Never change, Cesc.
For those who need a refresher of the Hazard goal, here is Chelsea official Twitter with a timely reminder. Let’s watch it again, indeed.
And again and again.
Not like we have any other football at the moment.
Let's watch it again... pic.twitter.com/AJpUvpeXmL— Chelsea FC - #StayHomeSaveLives (@ChelseaFC) May 2, 2020
Chelsea were in the midst of a most terrible season, later dubbed “The Mourinho Season” but a salty Antonio Conte, but still managed to not provide some stellar moments but also factor into the title conversation.
In fact, as Eden Hazard, who didn’t even start, would later joke, he won the title two years in a row: the first for Chelsea, with the rebound goal from a rare penalty miss against Crystal Palace; the second for Leicester City, with this equalizing goal against Spurs, who had been leading 2-0 and looked to be ending their hoodoo at the Bridge while keeping their title-hopes alive.
Instead, they set a Premier League record with 9 yellow cards — referee Mark Clattenburg later admitted (proudly?) that he could’ve sent several off, but instead stuck his head in the sand — as Chelsea mounted a comeback and they lost their composure to a most hilarious Spursy extent, confirming yet another bottling.
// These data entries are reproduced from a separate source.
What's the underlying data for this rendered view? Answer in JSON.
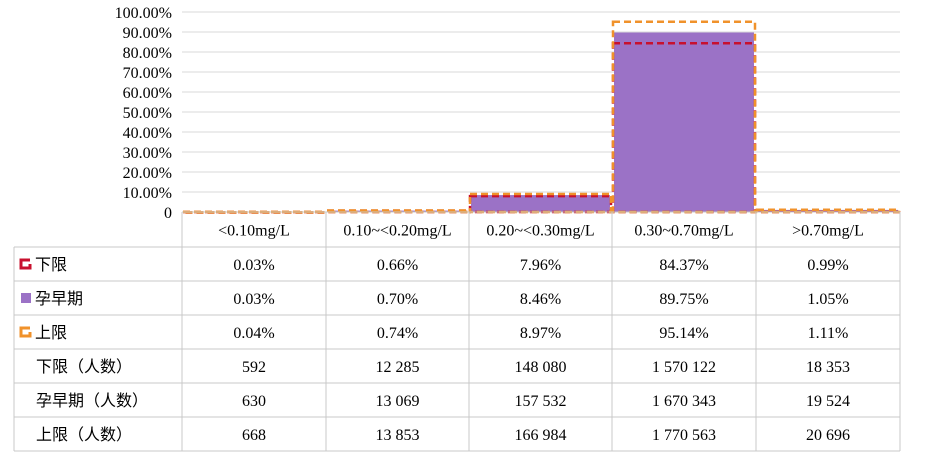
{
  "chart_data": {
    "type": "bar",
    "categories": [
      "<0.10mg/L",
      "0.10~<0.20mg/L",
      "0.20~<0.30mg/L",
      "0.30~0.70mg/L",
      ">0.70mg/L"
    ],
    "y_ticks": [
      "100.00%",
      "90.00%",
      "80.00%",
      "70.00%",
      "60.00%",
      "50.00%",
      "40.00%",
      "30.00%",
      "20.00%",
      "10.00%",
      "0"
    ],
    "ylim": [
      0,
      100
    ],
    "grid": true,
    "series": [
      {
        "name": "下限",
        "style": "dashed-outline",
        "color": "#c8102e",
        "values": [
          0.03,
          0.66,
          7.96,
          84.37,
          0.99
        ],
        "labels": [
          "0.03%",
          "0.66%",
          "7.96%",
          "84.37%",
          "0.99%"
        ]
      },
      {
        "name": "孕早期",
        "style": "filled-bar",
        "color": "#9b72c6",
        "values": [
          0.03,
          0.7,
          8.46,
          89.75,
          1.05
        ],
        "labels": [
          "0.03%",
          "0.70%",
          "8.46%",
          "89.75%",
          "1.05%"
        ]
      },
      {
        "name": "上限",
        "style": "dashed-outline",
        "color": "#f0922b",
        "values": [
          0.04,
          0.74,
          8.97,
          95.14,
          1.11
        ],
        "labels": [
          "0.04%",
          "0.74%",
          "8.97%",
          "95.14%",
          "1.11%"
        ]
      }
    ],
    "count_rows": [
      {
        "label": "下限（人数）",
        "values": [
          "592",
          "12 285",
          "148 080",
          "1 570 122",
          "18 353"
        ]
      },
      {
        "label": "孕早期（人数）",
        "values": [
          "630",
          "13 069",
          "157 532",
          "1 670 343",
          "19 524"
        ]
      },
      {
        "label": "上限（人数）",
        "values": [
          "668",
          "13 853",
          "166 984",
          "1 770 563",
          "20 696"
        ]
      }
    ]
  }
}
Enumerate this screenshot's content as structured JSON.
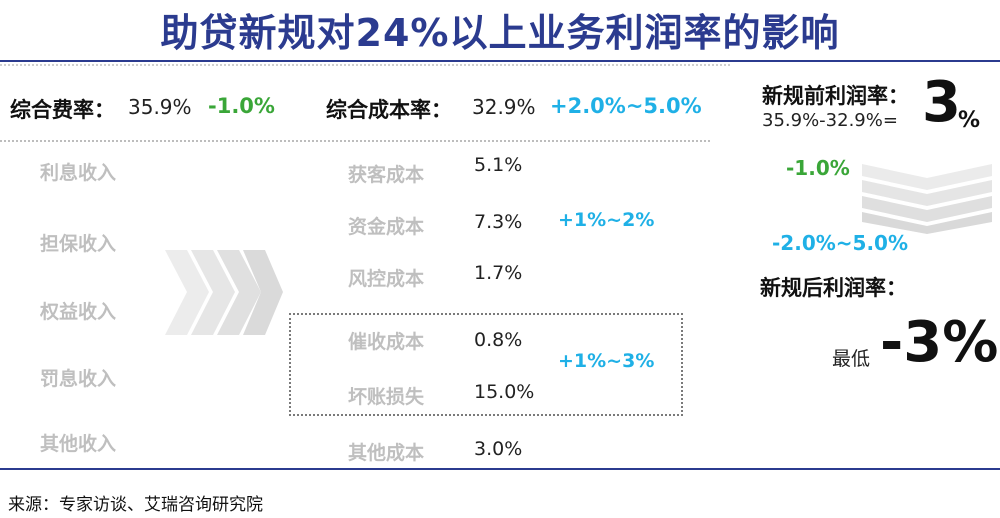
{
  "title": "助贷新规对24%以上业务利润率的影响",
  "left": {
    "rate_label": "综合费率：",
    "rate_value": "35.9%",
    "rate_change": "-1.0%",
    "income_items": [
      "利息收入",
      "担保收入",
      "权益收入",
      "罚息收入",
      "其他收入"
    ]
  },
  "middle": {
    "cost_label": "综合成本率：",
    "cost_value": "32.9%",
    "cost_change": "+2.0%~5.0%",
    "cost_items": [
      {
        "name": "获客成本",
        "value": "5.1%"
      },
      {
        "name": "资金成本",
        "value": "7.3%"
      },
      {
        "name": "风控成本",
        "value": "1.7%"
      },
      {
        "name": "催收成本",
        "value": "0.8%"
      },
      {
        "name": "坏账损失",
        "value": "15.0%"
      },
      {
        "name": "其他成本",
        "value": "3.0%"
      }
    ],
    "fund_change": "+1%~2%",
    "collection_change": "+1%~3%"
  },
  "right": {
    "before_label": "新规前利润率：",
    "before_formula": "35.9%-32.9%=",
    "before_value": "3",
    "before_unit": "%",
    "change_1": "-1.0%",
    "change_2": "-2.0%~5.0%",
    "after_label": "新规后利润率：",
    "after_prefix": "最低",
    "after_value": "-3%"
  },
  "source": "来源：专家访谈、艾瑞咨询研究院",
  "colors": {
    "title": "#2b3b8f",
    "green": "#3aa638",
    "cyan": "#1fb0e6",
    "grey": "#bfbfbf"
  }
}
Chelsea’s starting lineup that day wasn’t all that different from starting lineups of the season before and the season after — Begović | Azpi, JT, Cahill, Bane | Matić (Oscar 78’), Mikel | Pedro (Hazard 45’), Cesc, Willian | Costa (Baba, Kenedy, Traoré, RLC, Amelia unused subs) — which made it all the more baffling why the 2015-16 edition went south so quickly and so drastically. Perhaps one day we’ll find out.
Until then, we’ll always have 2-2 against Spurs and Leicester City winning the most unlikely league title in history.